Chesapeake Bay Dead Zones Are Fading, But Proposed EPA Cuts Threaten Success

After years of failed attempts at cleaning up the dead zones, the Chesapeake Bay, once a national disgrace, is teeming with wildlife again. But success is fragile, and it might be even more so now.
Billy Crook's commercial crabbing boat, Pilot's Bride. He says it's looking like it's going to be a good year for crabbing on the Chesapeake Bay.

Drive east from Washington and eventually you run smack into the middle of the Chesapeake Bay, the massive estuary that stretches from the mouth of the Susquehanna River at Maryland's northern tip and empties into the Atlantic 200 miles away near Norfolk, Va.

The Chesapeake is home to oysters, clams, and famous Maryland blue crab.

It's the largest estuary in the United States.

And for a long time, it was one of the most polluted.

Decades of runoff from grassy suburban yards and farm fields as far north as New York state, plus sewage and other waste dumped by the hundreds of gallons, made the Chesapeake so dirty that by 1983, the crab population had plummeted to just 2 percent of what Capt. John Smith saw when he explored the bay in the 1600s.
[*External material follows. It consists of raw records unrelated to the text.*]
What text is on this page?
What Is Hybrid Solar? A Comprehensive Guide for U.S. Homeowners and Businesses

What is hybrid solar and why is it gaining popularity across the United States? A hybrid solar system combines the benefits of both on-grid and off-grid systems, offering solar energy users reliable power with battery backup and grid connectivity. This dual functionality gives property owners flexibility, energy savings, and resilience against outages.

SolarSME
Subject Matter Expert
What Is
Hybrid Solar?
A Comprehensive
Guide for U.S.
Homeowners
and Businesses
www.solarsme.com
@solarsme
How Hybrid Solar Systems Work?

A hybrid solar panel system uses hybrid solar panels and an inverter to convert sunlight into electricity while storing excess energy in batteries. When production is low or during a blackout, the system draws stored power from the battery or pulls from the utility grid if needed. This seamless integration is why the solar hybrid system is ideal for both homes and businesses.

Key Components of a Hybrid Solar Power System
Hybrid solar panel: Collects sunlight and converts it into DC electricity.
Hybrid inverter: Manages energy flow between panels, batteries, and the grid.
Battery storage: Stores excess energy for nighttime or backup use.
For years, people tried to clean it up. States and the federal government spent millions of dollars. The first effort began in 1983 — officially launched by President Ronald Reagan in his 1984 State of the Union Address.

And each time, the cleanup efforts failed. The bay's health wasn't getting much better.

By 2009, when the Chesapeake Bay Foundation sued the Environmental Protection Agency in an attempt to get the EPA to do more to clean up the bay, the was so big it often covered a cubic mile in the summer.